でも一瞬だったので彼には気づかれなかった。

「大輔です。希帆さんの彼氏です♡」
「彼氏じゃないっ!!」
「アハハ!私は理保です。今日は希帆ちゃん借りちゃってごめんね」
「お待たせしました。ジンジャーエールです」
「いえいえ~。折角なんで乾杯しませんか?」
「は~い。

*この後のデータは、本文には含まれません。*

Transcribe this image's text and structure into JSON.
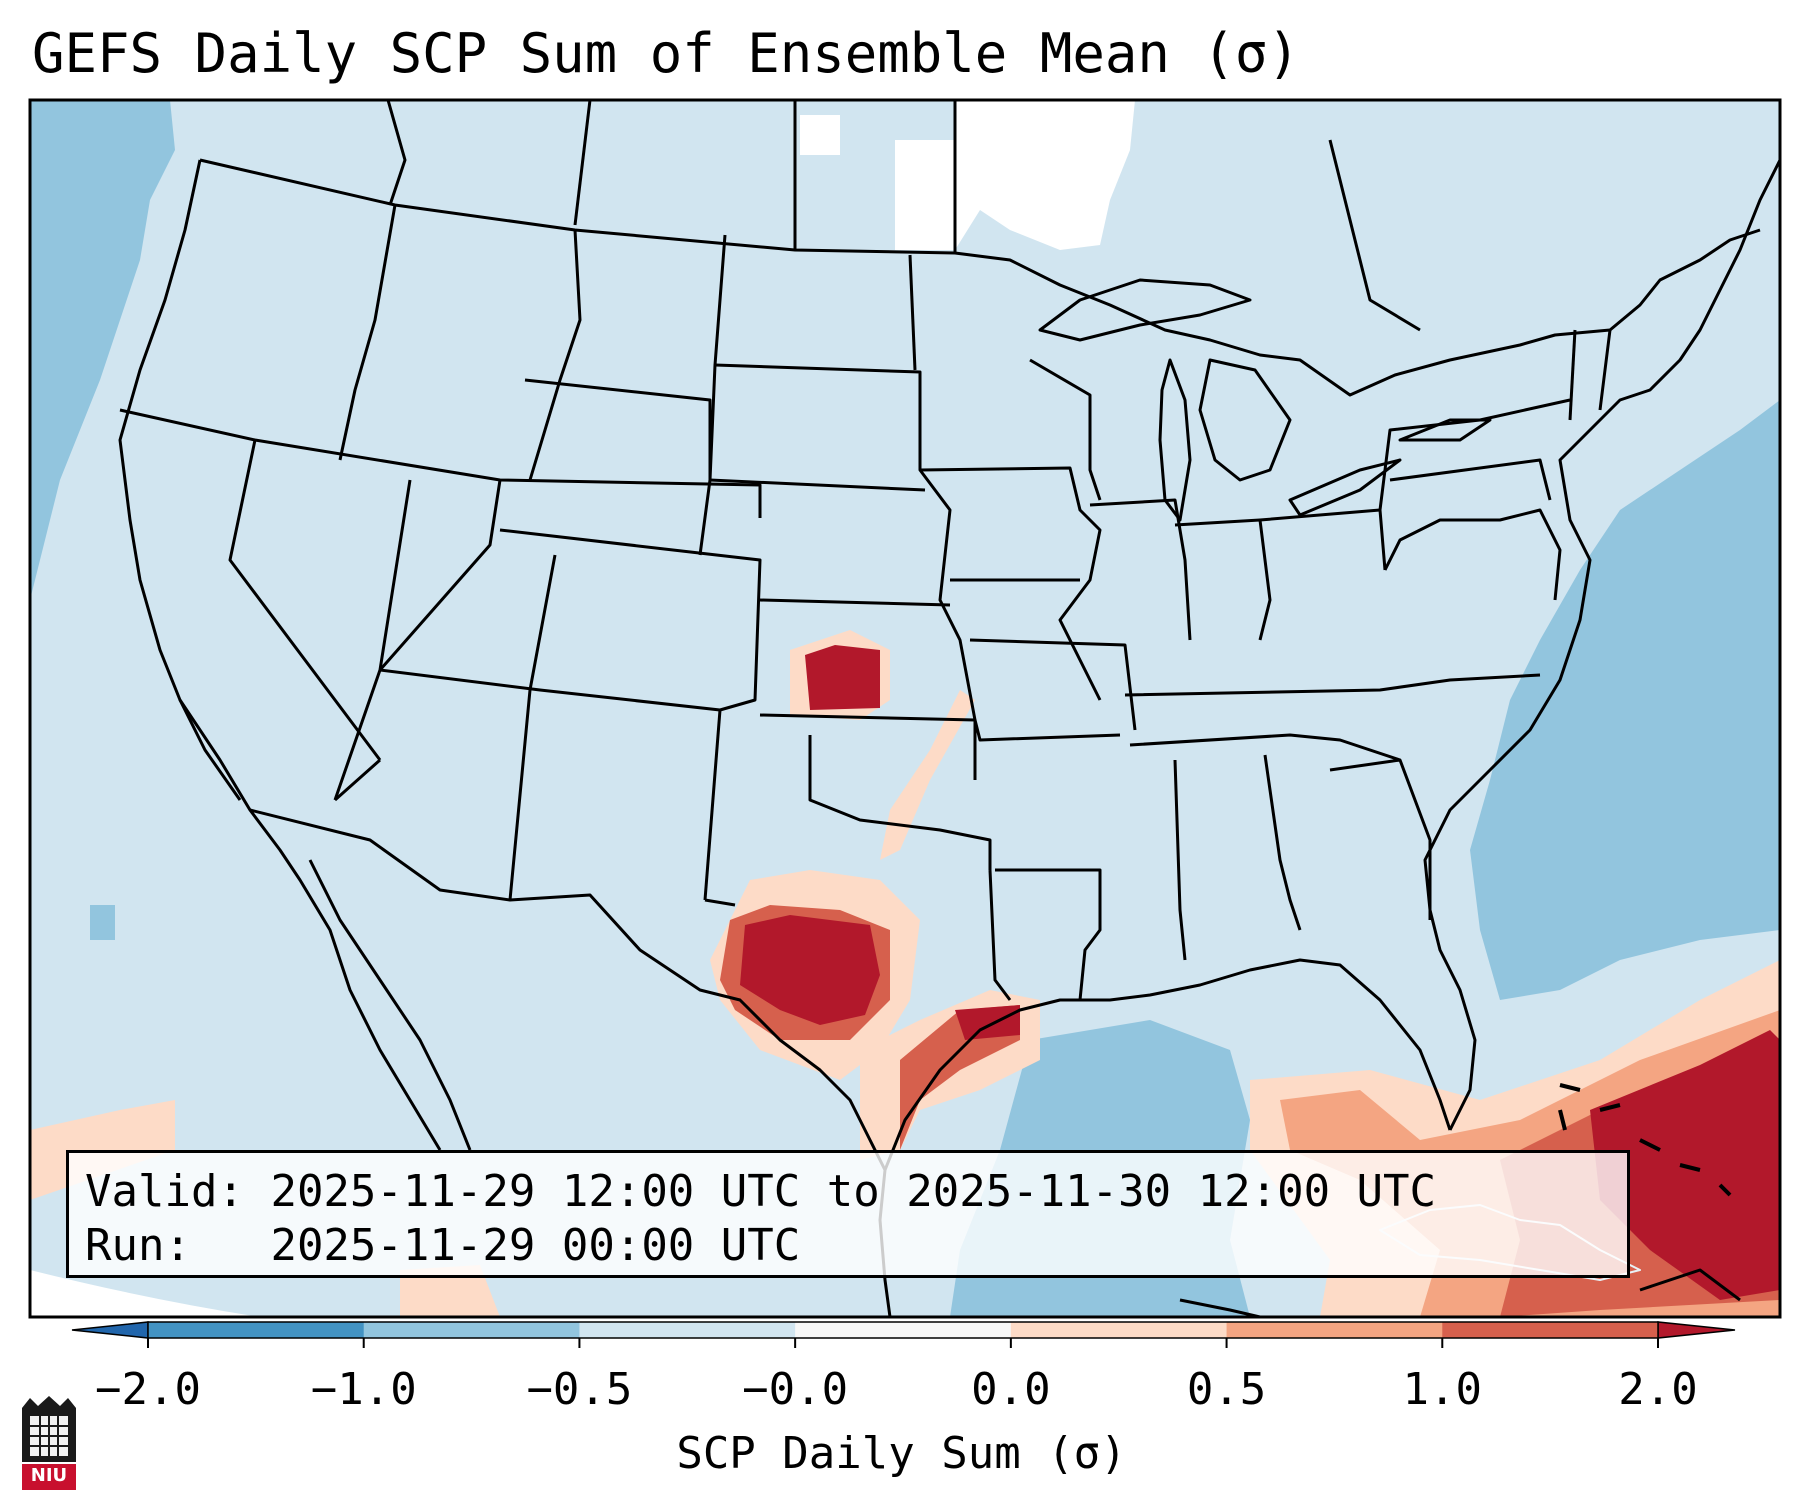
{
  "title": "GEFS Daily SCP Sum of Ensemble Mean (σ)",
  "legend": {
    "valid_label": "Valid:",
    "valid_value": "2025-11-29 12:00 UTC to 2025-11-30 12:00 UTC",
    "run_label": "Run:",
    "run_value": "2025-11-29 00:00 UTC"
  },
  "colorbar": {
    "label": "SCP Daily Sum (σ)",
    "ticks": [
      "−2.0",
      "−1.0",
      "−0.5",
      "−0.0",
      "0.0",
      "0.5",
      "1.0",
      "2.0"
    ],
    "bin_colors": [
      "#4393c3",
      "#92c5de",
      "#d1e5f0",
      "#f7f7f7",
      "#fddbc7",
      "#f4a582",
      "#d6604d"
    ],
    "under_color": "#2166ac",
    "over_color": "#b2182b"
  },
  "map": {
    "field_colors": {
      "background": "#d1e5f0",
      "ocean_negative": "#92c5de",
      "missing": "#ffffff",
      "weak_positive": "#fddbc7",
      "moderate_positive": "#f4a582",
      "strong_positive": "#d6604d",
      "extreme_positive": "#b2182b"
    },
    "border_color": "#000000"
  },
  "logo": {
    "text": "NIU",
    "color": "#c8102e"
  }
}
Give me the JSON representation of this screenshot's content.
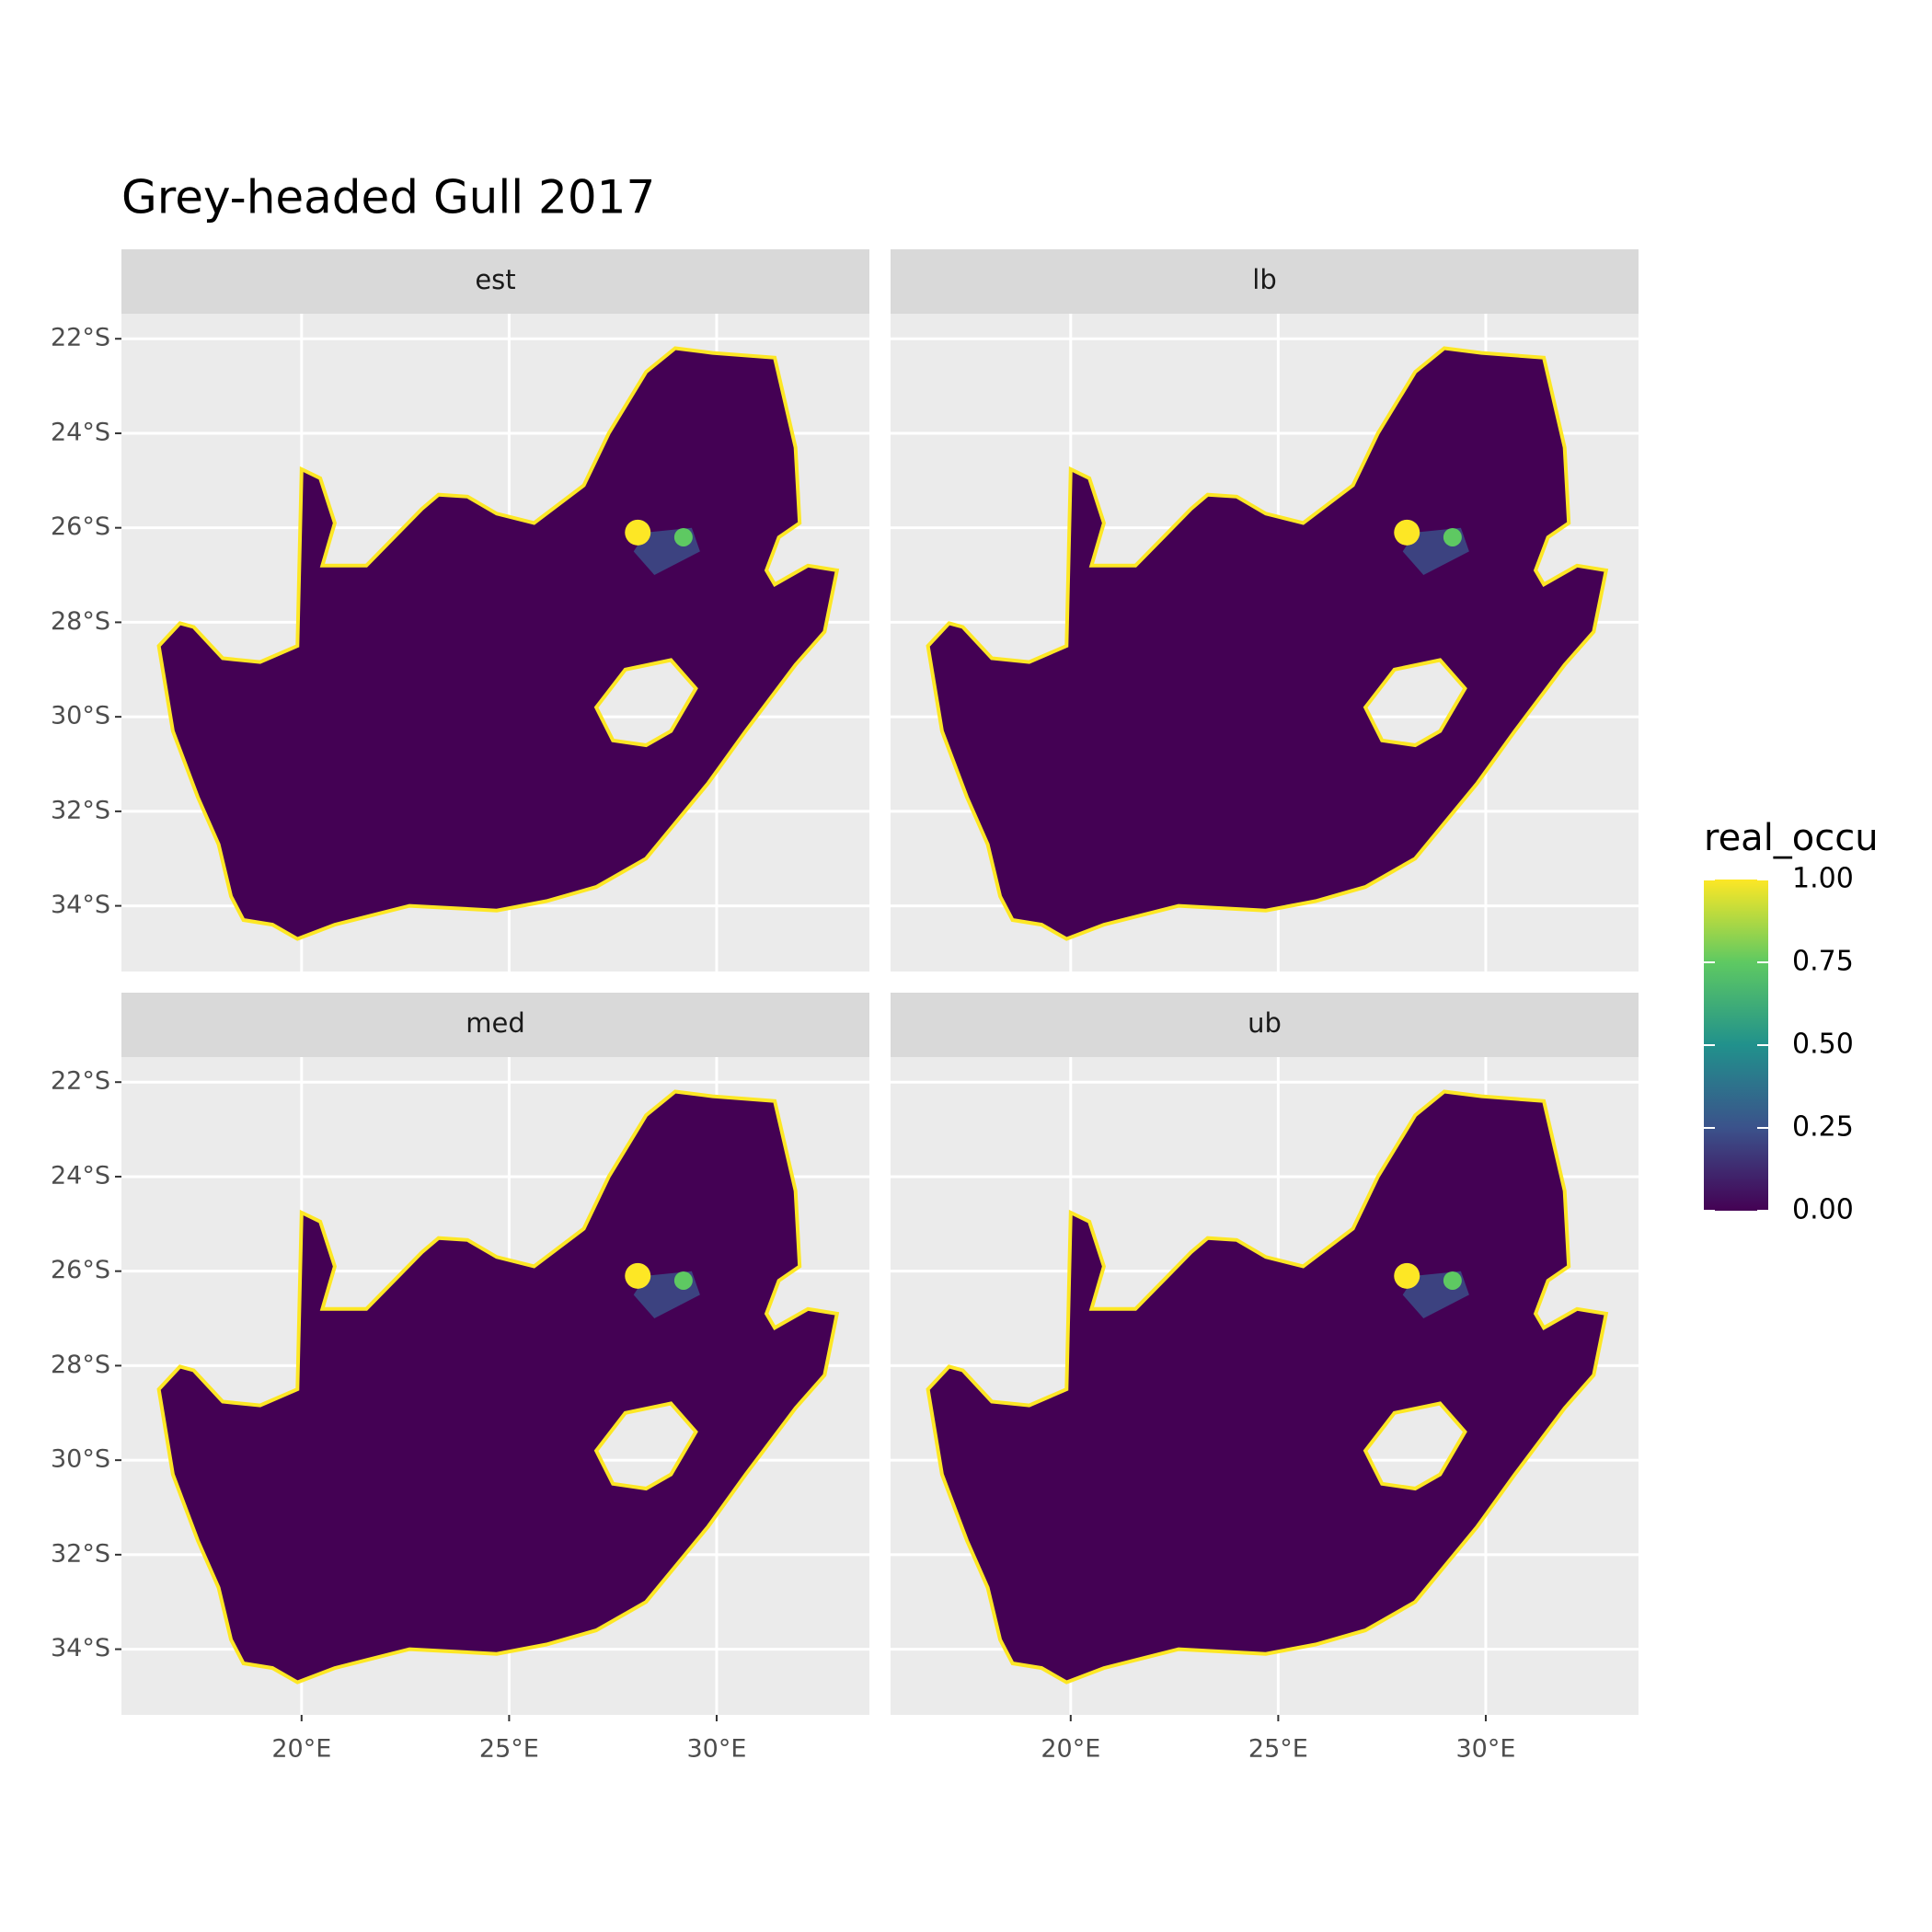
{
  "chart_data": {
    "type": "raster",
    "title": "Grey-headed Gull 2017",
    "facets": [
      "est",
      "lb",
      "med",
      "ub"
    ],
    "xlim": [
      15.66,
      33.68
    ],
    "ylim": [
      -35.39,
      -21.47
    ],
    "xticks": [
      {
        "value": 20,
        "label": "20°E"
      },
      {
        "value": 25,
        "label": "25°E"
      },
      {
        "value": 30,
        "label": "30°E"
      }
    ],
    "yticks": [
      {
        "value": -22,
        "label": "22°S"
      },
      {
        "value": -24,
        "label": "24°S"
      },
      {
        "value": -26,
        "label": "26°S"
      },
      {
        "value": -28,
        "label": "28°S"
      },
      {
        "value": -30,
        "label": "30°S"
      },
      {
        "value": -32,
        "label": "32°S"
      },
      {
        "value": -34,
        "label": "34°S"
      }
    ],
    "grid": true,
    "legend": {
      "title": "real_occu",
      "lim": [
        0,
        1
      ],
      "ticks": [
        {
          "value": 0,
          "label": "0.00"
        },
        {
          "value": 0.25,
          "label": "0.25"
        },
        {
          "value": 0.5,
          "label": "0.50"
        },
        {
          "value": 0.75,
          "label": "0.75"
        },
        {
          "value": 1,
          "label": "1.00"
        }
      ],
      "colors": [
        "#440154",
        "#3b528b",
        "#21918c",
        "#5ec962",
        "#fde725"
      ]
    }
  }
}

お二人の幸せを願って~」
「カンパーイ☆」
「だから、付き合ってなーーーーい!!」
「希帆ちゃん、五月蠅いよ」
「三富くん、少しは優しくしてよぉぉぉ」
「彼氏に優しくしてもらいなよ」
「ちょとぉぉぉ!!!!!」
「うんうん。希帆さん、存分に甘えなね?」
「頭を撫でるなぁぁぁぁ」

三人の流れるようなパス回しに簡単に翻弄される私は残念な脳みそです。
会話の流れについていくのに必死です。
と言うか、なに三人で和やかに話してるんですか。
私だけ蚊帳の外感が半端ない。かなしい。ぐすん。

「大輔くんはお酒飲めないの?」
「飲みますよ!この後車運転するから、今日はソフトドリンクです」
「おん?アナタ大学生って言ってたよね?」
「うん♡知ってる希帆さん?車の免許って18歳から持てるんだよ?」
「いや、それはそうだけども。知ってるけども」

自分が大学時代に免許を持っていなかったからか、
大学生が車の運転をすると聞くとソワソワしてしまう。
なんか、何と言うか、生意気と言うか。
社会人でもないのに車の運転とか。

「大学生なんだ~。どこ大?この辺に住んでるならK大?」
「そうです。医学部です」
「へぇ!賢いんだね~。希帆ちゃん賢い子好きだもんね」

そうなんだけども。否定はしないけれども。
今、学部言う必要あった?

「車は何に乗ってるの?」
「GH-Rです。兄のおさがりですけど」

生意気じゃない?
よりにもよって私が乗りたい車上位のGH-Rに大学生の分際で乗っちゃうわけ?

「すごーい!なかなか良い車に乗ってるね~」
「理保さんの彼氏さんの車の方が良い車です!!」
「アハハハ。まぁ、プラドゥは希帆ちゃんが好きな車№1だもんね~」
「良いなぁ、プラドゥ乗りこなす素敵彼氏…」

ほぅっとため息をつくと、右側から圧を感じた。
心なしか空気もひんやりしている気がする。

「…そろそろ送ろうか?希帆さん。明日、仕事なんでしょ?」
「え…。いや、でもまだ21時にもなってないし、電車もあるから帰れるし…」
「帰ろうね?」
「…ぅあ…はい…」

縋るように理保さんに視線を向けるけど、頑張れ~と送り出されてしまう。
三富くんはいつもの読めない笑顔だ。
私の頭の中では、子牛を乗せて荷馬車が揺れる例の歌が流れている。
昨夜と同じく、私の脱ぎ散らかしたコートを流れるような所作で着付けてくれる彼。
22歳にしては完璧に出来上がり過ぎじゃないか?
しかも今から送ってくれるって、人気SUVに乗せて。
この子は人生何周目なんだろう、とボンヤリ考えていたら、いつの間にか精算も終わっていた。
スマート過ぎて腹が立つなぁ。
今は彼の面子を潰してしまうから、この場ではお礼を伝えて車でお金を渡そう。
むんっ、と鼻息荒く無意味に重い鞄を持ち上げると、彼にそれを簡単に奪われてしまった。
…何だかなぁ。
ちょっと、いや、かなり照れくさいですし。おすし。

昨夜と同じように三富くんにお見送りされて店を後にする。
きっと私は、昨夜と同じで熱に浮かされたみたいな顔をしていたはずだ。